O sistema também abre novas opções aos designers. De acordo com Wolf, as superfícies dos vidros podem ser prolongadas, não sendo necessário cobrir mecanicamente certas áreas. A película disponível ainda tem um brilho ligeiramente azul, mas no futuro a Continental espera ter uma gama alargada de cores, abrindo novas possibilidades de design. Também poderão existir outros efeitos, do acoplamento de efeitos de luz através de recuperação de energia até funcionalidades touchscreen.

Partículas alinham-se com a corrente

As películas em que as partículas integradas podem ser alinhadas quando é aplicada corrente elétrica e que podem ser usadas para o escurecimento pretendido da janela já estão disponíveis no mercado há algum tempo. Até agora, porém, esta tecnologia apenas era usada nos tejadilhos panorâmicos de carros de gama alta. Os engenheiros da Continental estão a demonstrar num veículo de teste a ativação inteligente desta tecnologia de partículas suspensas também nas janelas laterais e traseiras e no pára-brisas. Devido a requisitos legais, no entanto,o novo sistema só pode ser para já instalado na zona do pára-brisas correspondente à área das palas para o sol.

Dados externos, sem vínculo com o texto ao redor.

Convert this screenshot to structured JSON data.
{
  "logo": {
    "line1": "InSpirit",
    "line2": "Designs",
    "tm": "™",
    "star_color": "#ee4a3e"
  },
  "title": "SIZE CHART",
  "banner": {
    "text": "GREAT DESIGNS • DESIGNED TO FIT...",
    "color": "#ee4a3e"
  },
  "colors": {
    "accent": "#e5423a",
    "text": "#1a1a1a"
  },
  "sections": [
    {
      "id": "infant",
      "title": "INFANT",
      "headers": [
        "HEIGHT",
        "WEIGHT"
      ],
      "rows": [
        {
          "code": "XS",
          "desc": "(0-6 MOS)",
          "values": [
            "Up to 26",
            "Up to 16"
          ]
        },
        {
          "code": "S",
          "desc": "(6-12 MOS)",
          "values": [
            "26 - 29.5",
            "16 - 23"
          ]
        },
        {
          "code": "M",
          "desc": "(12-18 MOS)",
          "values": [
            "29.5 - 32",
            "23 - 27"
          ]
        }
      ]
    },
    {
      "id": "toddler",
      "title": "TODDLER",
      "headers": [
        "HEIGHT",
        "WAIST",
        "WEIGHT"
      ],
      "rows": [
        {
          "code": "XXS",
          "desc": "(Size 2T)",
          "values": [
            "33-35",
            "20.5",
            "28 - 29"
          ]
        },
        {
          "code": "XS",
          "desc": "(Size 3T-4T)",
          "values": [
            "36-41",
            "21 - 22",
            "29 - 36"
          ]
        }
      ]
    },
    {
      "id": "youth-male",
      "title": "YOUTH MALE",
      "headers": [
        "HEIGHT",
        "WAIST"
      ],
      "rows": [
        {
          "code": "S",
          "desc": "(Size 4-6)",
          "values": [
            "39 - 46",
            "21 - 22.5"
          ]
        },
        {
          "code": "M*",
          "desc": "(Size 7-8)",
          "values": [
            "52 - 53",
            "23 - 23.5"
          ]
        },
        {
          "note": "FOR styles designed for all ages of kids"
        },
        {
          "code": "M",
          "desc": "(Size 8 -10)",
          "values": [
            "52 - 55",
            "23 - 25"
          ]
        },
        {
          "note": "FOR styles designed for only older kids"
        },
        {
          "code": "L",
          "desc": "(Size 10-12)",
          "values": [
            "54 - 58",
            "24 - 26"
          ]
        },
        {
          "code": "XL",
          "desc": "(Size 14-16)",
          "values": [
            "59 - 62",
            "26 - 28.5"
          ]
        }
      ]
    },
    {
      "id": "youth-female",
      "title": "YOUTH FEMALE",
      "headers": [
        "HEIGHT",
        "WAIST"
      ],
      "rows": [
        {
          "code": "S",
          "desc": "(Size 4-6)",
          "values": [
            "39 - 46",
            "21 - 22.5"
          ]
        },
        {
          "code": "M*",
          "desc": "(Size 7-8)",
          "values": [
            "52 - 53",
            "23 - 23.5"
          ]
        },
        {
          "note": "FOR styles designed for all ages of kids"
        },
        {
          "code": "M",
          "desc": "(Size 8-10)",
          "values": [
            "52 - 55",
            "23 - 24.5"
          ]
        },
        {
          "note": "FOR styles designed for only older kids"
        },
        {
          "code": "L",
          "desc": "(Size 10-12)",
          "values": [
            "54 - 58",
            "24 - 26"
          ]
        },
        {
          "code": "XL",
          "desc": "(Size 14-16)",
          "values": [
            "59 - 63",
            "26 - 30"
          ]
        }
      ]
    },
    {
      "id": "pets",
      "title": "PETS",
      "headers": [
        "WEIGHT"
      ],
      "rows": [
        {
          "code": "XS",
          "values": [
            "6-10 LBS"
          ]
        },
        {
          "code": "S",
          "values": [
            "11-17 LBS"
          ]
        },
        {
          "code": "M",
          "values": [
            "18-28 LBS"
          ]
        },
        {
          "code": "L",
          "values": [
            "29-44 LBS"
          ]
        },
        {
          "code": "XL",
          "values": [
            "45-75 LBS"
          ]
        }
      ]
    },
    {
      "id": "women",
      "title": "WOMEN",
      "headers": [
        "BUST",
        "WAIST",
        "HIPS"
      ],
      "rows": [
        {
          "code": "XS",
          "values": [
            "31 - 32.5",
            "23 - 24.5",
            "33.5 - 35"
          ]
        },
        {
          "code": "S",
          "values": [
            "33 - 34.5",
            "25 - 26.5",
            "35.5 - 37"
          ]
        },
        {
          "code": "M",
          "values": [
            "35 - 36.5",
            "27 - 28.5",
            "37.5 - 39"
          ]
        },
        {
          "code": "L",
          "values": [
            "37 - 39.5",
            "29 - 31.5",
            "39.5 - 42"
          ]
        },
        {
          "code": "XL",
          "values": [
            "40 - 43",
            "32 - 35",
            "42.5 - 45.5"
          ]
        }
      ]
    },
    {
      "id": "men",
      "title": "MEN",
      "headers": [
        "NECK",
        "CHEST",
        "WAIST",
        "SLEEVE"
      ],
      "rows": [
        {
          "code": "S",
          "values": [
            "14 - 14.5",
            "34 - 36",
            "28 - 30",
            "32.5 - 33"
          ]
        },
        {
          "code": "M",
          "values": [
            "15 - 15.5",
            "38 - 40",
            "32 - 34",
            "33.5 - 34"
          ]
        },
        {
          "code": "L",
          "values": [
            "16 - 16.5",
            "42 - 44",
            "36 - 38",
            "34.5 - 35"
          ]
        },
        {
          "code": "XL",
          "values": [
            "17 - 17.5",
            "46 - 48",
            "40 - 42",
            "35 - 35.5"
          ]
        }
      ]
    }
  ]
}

Esta tecnologia de película está pronta para produção e é baseada em partículas integradas, que se organizam de forma aleatória quando não existe energia e escurecem a janela a partir do exterior, mantendo a transparência a partir do interior. Se existir corrente elétrica, as partículas alinham-se de forma paralela, para que a janela se torne permeável à luz em ambas as direções. A ligação ao sistema do veículo permite que as janelas se iluminem automaticamente quando se aproximar dele com uma chave ou um smartphone," diz Wolf.

A película é ainda bastante dispendiosa para os veículos de gama média com grandes áreas envidraçadas. No entanto, devido a novos desenvolvimentos promissores em aplicações iniciais na área móvel, espera-se que os preços desçam rapidamente. Existem alternativas a esta tecnologia de película, baseadas por exemplo em polímeros de cristal líquido ou eletrocromismo. As mais recentes utilizam a capacidade das moléculas e dos cristais de alterarem as suas propriedades óticas sob a influência de um campo elétrico ou de um fluxo de corrente. Esta tecnologia já está implantada no carro de forma a escurecer o espelho interior e o exterior e, assim evitar efeitos de brilho. A desvantagem em superfícies maiores é a grande quantidade de energia necessária para alcançar tempos de comutação curtos.

O controlo é o mais importante

Não importa qual é a tecnologia que prevalece, já que todas necessitam de ser controladas eletronicamente. O know-how essencial está no software e a na ligação inteligente ao sistema do veículo. Andreas Wolf: “Atualmente, resta apenas saber quando chegará o vidro inteligente. Na Continental usamos o nosso know-how para todo o sistema e podemos, portanto, integrar as funções desejadas nas nossas unidades de controlo eletrónico. Aqui ajustamos os algoritmos para que o comportamento da janela ofereça a máxima segurança e conforto ao condutor, ao mesmo tempo que diminui os níveis de emissões. O aspeto de todas as janelas é otimizado com uma reação inteligente a situações de mudanças de luz, bem como a compensação automática de temperatura e efeitos do envelhecimento”.